Wonder how my forecasts for 2012 worked out? So do I, but because of the short weeks due to the holidays and my attendance at the Florida United Numismatists Show, my annual confessional will have to wait until next week.
Instead, I could pick on the Mint or the American Numismatic Association, but I won’t do either.
I would much rather do something positive. I would like to offer my congratulations to Jeff Young for having the perseverance to hunt down and discover the first reported 1983-D Lincoln cent struck on a 95-percent copper planchet. It has taken 30 years for one to finally turn up. Others could still be out there.
Armed with an electronic scale that quickly reveals the weight of the cents placed on it, Young sorted through huge quantities of cents over many years to be able to claim victory.
Even though the coin could bring $15,000 or more if sold, I am wondering if any dollar amount could reward any circulation finds practitioner for the many hours of searching.
I remember when I was active. It was an activity that I enjoyed. I stopped when I sensed there was little reward left in coins in circulation.
I am glad to see a new generation of collectors proving that the door has not been permanently closed on finding important coins in circulation.
Back in my day at the end of the circulation finds era in the mid-to-late 1960s, no coin that was findable had a value of $15,000.

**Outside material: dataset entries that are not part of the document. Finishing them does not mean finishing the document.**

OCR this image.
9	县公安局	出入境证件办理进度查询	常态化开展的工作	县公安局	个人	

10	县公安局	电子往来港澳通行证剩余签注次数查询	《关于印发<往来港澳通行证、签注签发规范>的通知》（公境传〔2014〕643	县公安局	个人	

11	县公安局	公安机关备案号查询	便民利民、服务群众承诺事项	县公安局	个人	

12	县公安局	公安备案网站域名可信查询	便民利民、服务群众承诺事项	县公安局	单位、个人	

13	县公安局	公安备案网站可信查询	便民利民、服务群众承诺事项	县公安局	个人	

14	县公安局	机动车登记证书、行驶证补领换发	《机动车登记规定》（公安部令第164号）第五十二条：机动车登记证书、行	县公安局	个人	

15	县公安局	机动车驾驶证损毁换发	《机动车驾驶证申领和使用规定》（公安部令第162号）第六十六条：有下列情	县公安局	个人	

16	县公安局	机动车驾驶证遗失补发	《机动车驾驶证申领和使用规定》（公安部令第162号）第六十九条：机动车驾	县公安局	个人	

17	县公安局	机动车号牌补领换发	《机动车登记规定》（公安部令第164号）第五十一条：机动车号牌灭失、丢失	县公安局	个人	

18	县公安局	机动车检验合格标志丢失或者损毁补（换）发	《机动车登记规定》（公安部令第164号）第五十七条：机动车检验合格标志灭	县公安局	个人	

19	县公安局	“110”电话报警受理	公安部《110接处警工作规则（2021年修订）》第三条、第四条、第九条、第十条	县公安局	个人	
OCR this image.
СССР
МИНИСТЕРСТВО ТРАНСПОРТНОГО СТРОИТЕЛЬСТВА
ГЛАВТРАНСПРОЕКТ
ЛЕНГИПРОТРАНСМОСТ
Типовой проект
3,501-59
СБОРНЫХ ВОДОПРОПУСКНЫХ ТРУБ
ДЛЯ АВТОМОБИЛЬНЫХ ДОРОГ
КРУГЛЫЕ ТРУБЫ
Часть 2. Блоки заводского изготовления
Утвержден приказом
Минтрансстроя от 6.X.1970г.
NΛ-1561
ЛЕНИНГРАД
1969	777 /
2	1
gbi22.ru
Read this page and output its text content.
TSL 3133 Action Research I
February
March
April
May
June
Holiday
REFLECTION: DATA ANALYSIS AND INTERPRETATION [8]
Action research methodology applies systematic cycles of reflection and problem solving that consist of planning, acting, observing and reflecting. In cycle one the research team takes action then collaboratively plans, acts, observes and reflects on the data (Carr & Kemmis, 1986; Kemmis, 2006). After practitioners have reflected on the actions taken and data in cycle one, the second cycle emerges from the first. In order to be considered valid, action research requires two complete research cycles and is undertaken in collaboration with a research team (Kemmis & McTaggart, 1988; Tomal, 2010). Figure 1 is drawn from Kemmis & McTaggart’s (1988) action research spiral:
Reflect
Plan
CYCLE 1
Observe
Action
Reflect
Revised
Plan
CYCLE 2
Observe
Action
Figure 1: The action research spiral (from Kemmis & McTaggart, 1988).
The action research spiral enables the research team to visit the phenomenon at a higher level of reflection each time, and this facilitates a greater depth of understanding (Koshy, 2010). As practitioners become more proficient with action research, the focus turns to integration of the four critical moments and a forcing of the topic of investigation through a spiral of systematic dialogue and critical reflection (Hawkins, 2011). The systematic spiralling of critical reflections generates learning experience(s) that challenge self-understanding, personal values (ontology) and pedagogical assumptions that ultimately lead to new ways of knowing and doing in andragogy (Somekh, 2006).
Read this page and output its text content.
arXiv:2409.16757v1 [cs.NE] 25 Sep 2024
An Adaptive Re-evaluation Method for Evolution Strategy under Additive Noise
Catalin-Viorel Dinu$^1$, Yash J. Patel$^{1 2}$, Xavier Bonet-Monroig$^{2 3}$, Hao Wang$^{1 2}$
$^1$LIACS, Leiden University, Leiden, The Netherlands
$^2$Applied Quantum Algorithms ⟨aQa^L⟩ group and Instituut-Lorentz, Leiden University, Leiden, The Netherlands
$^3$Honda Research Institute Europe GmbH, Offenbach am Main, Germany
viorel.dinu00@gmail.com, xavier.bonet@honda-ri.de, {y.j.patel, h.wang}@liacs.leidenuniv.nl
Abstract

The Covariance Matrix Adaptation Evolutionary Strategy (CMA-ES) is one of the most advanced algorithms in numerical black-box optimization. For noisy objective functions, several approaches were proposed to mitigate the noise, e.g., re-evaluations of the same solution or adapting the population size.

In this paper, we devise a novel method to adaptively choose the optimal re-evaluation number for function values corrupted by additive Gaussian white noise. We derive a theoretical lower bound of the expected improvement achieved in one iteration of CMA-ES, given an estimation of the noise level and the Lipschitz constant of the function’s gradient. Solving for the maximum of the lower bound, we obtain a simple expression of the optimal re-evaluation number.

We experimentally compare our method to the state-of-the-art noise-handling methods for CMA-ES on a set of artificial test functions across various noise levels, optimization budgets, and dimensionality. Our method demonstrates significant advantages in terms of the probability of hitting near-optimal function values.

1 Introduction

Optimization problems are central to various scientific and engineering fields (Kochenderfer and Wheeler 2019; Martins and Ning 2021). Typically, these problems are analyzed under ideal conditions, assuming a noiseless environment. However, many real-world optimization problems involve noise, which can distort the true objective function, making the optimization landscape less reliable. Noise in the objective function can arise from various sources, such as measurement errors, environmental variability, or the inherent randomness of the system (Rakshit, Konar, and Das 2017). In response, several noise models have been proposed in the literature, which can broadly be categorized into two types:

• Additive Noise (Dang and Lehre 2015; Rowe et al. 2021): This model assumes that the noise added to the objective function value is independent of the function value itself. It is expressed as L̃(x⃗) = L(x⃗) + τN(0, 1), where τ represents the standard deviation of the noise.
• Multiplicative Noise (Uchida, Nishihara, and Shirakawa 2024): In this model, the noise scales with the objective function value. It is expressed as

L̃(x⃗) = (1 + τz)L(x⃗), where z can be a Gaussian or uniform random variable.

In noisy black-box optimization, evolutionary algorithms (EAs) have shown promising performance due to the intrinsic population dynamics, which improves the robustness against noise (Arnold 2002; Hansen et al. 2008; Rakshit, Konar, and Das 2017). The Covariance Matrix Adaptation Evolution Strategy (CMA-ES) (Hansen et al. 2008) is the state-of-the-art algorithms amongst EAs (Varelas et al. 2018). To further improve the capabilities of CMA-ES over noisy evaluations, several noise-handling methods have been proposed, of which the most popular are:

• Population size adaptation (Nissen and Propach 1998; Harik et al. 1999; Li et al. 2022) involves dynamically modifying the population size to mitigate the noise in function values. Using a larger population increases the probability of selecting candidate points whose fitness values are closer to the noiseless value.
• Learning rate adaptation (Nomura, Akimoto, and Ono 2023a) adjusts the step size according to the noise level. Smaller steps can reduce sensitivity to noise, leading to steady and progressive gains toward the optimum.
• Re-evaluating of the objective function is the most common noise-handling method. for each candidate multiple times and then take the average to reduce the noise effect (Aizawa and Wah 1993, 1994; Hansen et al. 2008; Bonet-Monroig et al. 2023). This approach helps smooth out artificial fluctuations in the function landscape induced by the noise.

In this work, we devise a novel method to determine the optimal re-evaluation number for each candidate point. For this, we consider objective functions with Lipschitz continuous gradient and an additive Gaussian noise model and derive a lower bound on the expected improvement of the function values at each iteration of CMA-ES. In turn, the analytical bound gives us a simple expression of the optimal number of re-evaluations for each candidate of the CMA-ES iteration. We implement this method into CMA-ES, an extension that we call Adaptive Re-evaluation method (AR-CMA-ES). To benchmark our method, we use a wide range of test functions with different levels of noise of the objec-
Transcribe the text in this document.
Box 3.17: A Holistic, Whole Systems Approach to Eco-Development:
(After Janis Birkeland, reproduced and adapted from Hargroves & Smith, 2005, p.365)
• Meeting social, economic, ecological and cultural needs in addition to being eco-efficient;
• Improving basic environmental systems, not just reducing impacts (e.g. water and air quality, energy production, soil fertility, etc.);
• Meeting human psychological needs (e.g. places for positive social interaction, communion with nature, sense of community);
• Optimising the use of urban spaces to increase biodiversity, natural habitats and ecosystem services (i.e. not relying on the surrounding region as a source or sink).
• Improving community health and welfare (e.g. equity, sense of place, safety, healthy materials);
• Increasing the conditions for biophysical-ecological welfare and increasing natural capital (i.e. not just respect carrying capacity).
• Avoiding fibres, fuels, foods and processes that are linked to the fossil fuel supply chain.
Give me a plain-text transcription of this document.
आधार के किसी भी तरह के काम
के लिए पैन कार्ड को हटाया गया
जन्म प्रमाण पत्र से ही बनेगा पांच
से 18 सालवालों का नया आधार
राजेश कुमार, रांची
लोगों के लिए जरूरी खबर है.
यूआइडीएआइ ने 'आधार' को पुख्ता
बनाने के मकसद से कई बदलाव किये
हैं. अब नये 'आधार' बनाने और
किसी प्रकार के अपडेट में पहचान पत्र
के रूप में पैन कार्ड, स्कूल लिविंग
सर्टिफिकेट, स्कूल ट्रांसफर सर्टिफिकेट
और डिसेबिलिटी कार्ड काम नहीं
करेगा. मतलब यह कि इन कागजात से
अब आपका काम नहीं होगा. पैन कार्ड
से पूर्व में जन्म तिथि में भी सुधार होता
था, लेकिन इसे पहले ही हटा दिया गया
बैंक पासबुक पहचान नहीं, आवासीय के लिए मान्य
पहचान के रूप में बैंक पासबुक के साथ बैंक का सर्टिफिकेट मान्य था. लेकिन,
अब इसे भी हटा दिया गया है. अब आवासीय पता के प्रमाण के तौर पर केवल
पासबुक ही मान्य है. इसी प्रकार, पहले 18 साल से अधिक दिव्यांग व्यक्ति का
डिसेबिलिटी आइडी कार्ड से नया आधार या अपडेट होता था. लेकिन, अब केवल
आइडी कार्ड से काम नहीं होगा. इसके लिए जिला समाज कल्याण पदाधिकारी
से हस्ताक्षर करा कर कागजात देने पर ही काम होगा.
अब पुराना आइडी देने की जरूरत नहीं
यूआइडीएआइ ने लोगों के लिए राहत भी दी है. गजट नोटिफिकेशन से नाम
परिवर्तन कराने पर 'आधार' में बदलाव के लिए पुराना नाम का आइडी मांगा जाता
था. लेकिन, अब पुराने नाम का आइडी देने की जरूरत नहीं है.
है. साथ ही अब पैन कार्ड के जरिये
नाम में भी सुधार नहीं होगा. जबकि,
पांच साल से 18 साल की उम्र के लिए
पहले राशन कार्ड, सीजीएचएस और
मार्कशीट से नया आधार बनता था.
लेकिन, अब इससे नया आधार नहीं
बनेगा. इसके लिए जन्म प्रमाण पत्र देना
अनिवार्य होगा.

I was working for pennies: silver coins with small markups over face value, or mintmarked Jefferson nickels worth a small premium, like the 1939-D. I never found a 1950-D. And all the dateless Buffalo nickels that I encountered? Well, they earned me nothing but fond memories.
Cents for my entire hobby career, which has now reached the 50-year mark, were a wasteland. The most exciting coin I found among cents was a 1955-S, though that was more through personal interest in the closure of the San Francisco Mint that year than a careful evaluation of the coin compared to the few mintmarked cents that I found from the Teens and the Twenties.
I expect what motivated all of us who have ever searched through circulating coins was the immense satisfaction derived from examining so many coins, learning how they wore to master grading and simply to be in contact with the raw material of coin collecting.
Then there is the dream. There is that dream of finding something that everybody else would stand up and take notice of. That is a strong motivator.
I failed, but it was a failure that still made me happy. Young has succeeded. I am delighted to be able to turn the spotlight on him in the form of the Ken Potter story on Page 1.
Young has succeeded in fulfilling the fondest dream of most collectors. Knowing that this just happened gives me high hopes for 21st century numismatics.